Meet three UAE expats who converted to Islam
For some, it was a 'dream' that started it all.
Three different UAE expats have converted to Islam after having dreams of themselves reading the Quran or witnessing historical religious events, according to an Islamic centre in Dubai.
The Kalemah Islamic Centre said the number of converts to Islam is fast growing, with 341 UAE expats who converted from June 2016 to June 2017 - all who have their own unique reasons for converting.
Khaleej Times reported last October that Islam was the fastest growing religion in the world. The Pew Research Centre highlighted that the number of Muslims is expected to increase by 73 per cent - from 1.6 billion in 2010 to 2.8 billion by 2050.
Four UAE residents who converted to Islam spoke to Khaleej Times, including an Indian woman who ended her 20-year marriage after her husband refused to convert after her.
They spoke about why they converted (reverted, according to Islamic beliefs) and their struggles of revealing the news to their families.

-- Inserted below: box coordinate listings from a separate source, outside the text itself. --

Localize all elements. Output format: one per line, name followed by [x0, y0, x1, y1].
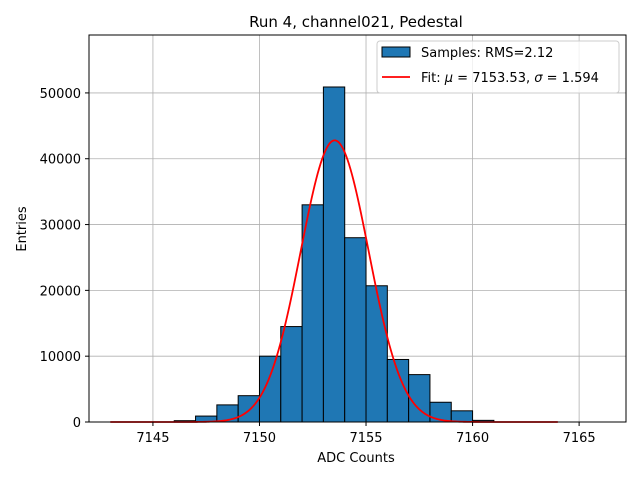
y-tick-label: 0 [73, 416, 81, 431]
y-tick-label: 10000 [40, 350, 81, 365]
histogram-bar [237, 395, 260, 423]
x-axis-label: ADC Counts [317, 451, 395, 466]
legend: Samples: RMS=2.12 Fit: μ = 7153.53, σ = … [376, 40, 620, 94]
y-axis-label: Entries [15, 206, 30, 252]
x-tick-label: 7160 [456, 431, 489, 446]
histogram-bar [322, 86, 346, 423]
legend-samples-label: Samples: RMS=2.12 [421, 46, 553, 61]
histogram-bar [280, 326, 303, 423]
y-tick-label: 50000 [40, 87, 81, 102]
legend-box [376, 40, 620, 94]
histogram-bar [258, 355, 282, 423]
x-tick-label: 7165 [563, 431, 596, 446]
histogram-bar [301, 204, 324, 423]
legend-bars-swatch [381, 46, 411, 58]
y-tick-label: 20000 [40, 284, 81, 299]
x-tick-label: 7150 [243, 431, 276, 446]
chart-title: Run 4, channel021, Pedestal [249, 13, 463, 31]
histogram-bar [365, 285, 388, 423]
x-tick-label: 7145 [136, 431, 169, 446]
histogram-bars [173, 86, 495, 423]
y-tick-label: 30000 [40, 219, 81, 234]
y-axis-ticks: 0 10000 20000 30000 40000 50000 [40, 87, 89, 431]
histogram-bar [344, 237, 367, 423]
histogram-bar [450, 410, 474, 423]
plot-frame [88, 34, 627, 423]
legend-fit-label: Fit: μ = 7153.53, σ = 1.594 [421, 71, 599, 86]
x-tick-label: 7155 [349, 431, 382, 446]
x-axis-ticks: 7145 7150 7155 7160 7165 [136, 422, 596, 446]
y-tick-label: 40000 [40, 153, 81, 168]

Hameeda converted in 2013 and asked her husband of 20 years to convert because, according to Sharia law, Muslim women cannot marry men of other religions.
"I never thought in my life that I would be a Muslim. I gave priority to my religion, which was Christianity," Hadeema said, who was called Anita before.
"I've been living in UAE since 1999 and I always loved listening to the Adhan and the khutba (public Islamic preaching) on Fridays and it seemed a great advice to me spiritually.
"I regularly attended the church every week and one fine day, I left early to church, so I would get the front row seat, but I couldn't find parking, and missed the beginning of the sermon. I got upset and left half way and drove back home.
The following week, I didn't feel like going to church and as time passed by I even stopped reading the bible , which made me sense this change . My son was asking me what was wrong with me.
"I had a Filipina colleague who's also was a revert. I shared about what change I was going through. She took me to a majlis. There, the sheikh acknowledged me about the teaching of Islam and Christianity, after which I self-analysed and began moving towards the spiritual journey of Islam.
Hameeda reverted In 2013 and after 20 years of marriage she decided to part ways from her husband as per sharia law, however, her sisters, family and her son completely supports her decision .Though, her husband was against her decision.
Indian expat Omer converted from Hinduism to Islam in 2014 when his faith in the religion grew stronger after reading the Quran. "I was never a proper Hindu. I always used to find myself questioning things," he said.
"I used to study Hinduism and Buddhism. Then I started studying Christianity. That's when I learned about Islam. There were a lot of similarities in the Quran. I learned that everything was so clear.
It did take me a while to revert, though, because I had been studying Islam for two years."
After Omer's family learned that he had converted, his father cut off communication with him. His family did not attend his wedding because of it. Now, they are warming up to him since the birth of his new child.
Finding peace, "way to heaven", becoming a better person and to be more religious - these are some of many reasons why more than 200 UAE residents decided to convert to Islam.
In a survey by Kalemah Islamic Centre in Dubai, residents revealed why they became Muslims.
One Filipino expat in Dubai, who was a former Catholic, said she converted to pray five times a day and to listen to Adhan.
"In Philippines, we don't listen to Adhan. This is my first time," she said.
A Ukranian woman said: "I moved to UAE and was impressed how Muslim people praying and how honorable they are with the religion."
Meanwhile, another Filipino expat said: "A friend has been a very good example of being a Muslim and it caught my attention to know more about Islam. I love how Islam teaches children to have a very high respect with their parents and how important family is."
Though, when asked what was the "major difficulty" they experienced after converting to Islam, a majority of respondents said it was informing their families about the conversion.
A French expat in the UAE, Mathieu Garvi, said his father was an Atheist and his mother, a Christian.
He had a Christian upbringing, however, he started questioning his faith after meeting a Muslim-Morroccan friend of his back in France.
"We were playing video games and he stopped and said 'I'll be back after prayer'. And then I thought 'wow, he stopped in the middle of the day to pray'," Garvi said.
After that, he started studying the bible. He also studied Buddhism, but he said it wasn't what he "was looking for".
"I started reading the Quran and I was so convinced. It didn't have any contradictions and was clear," he said.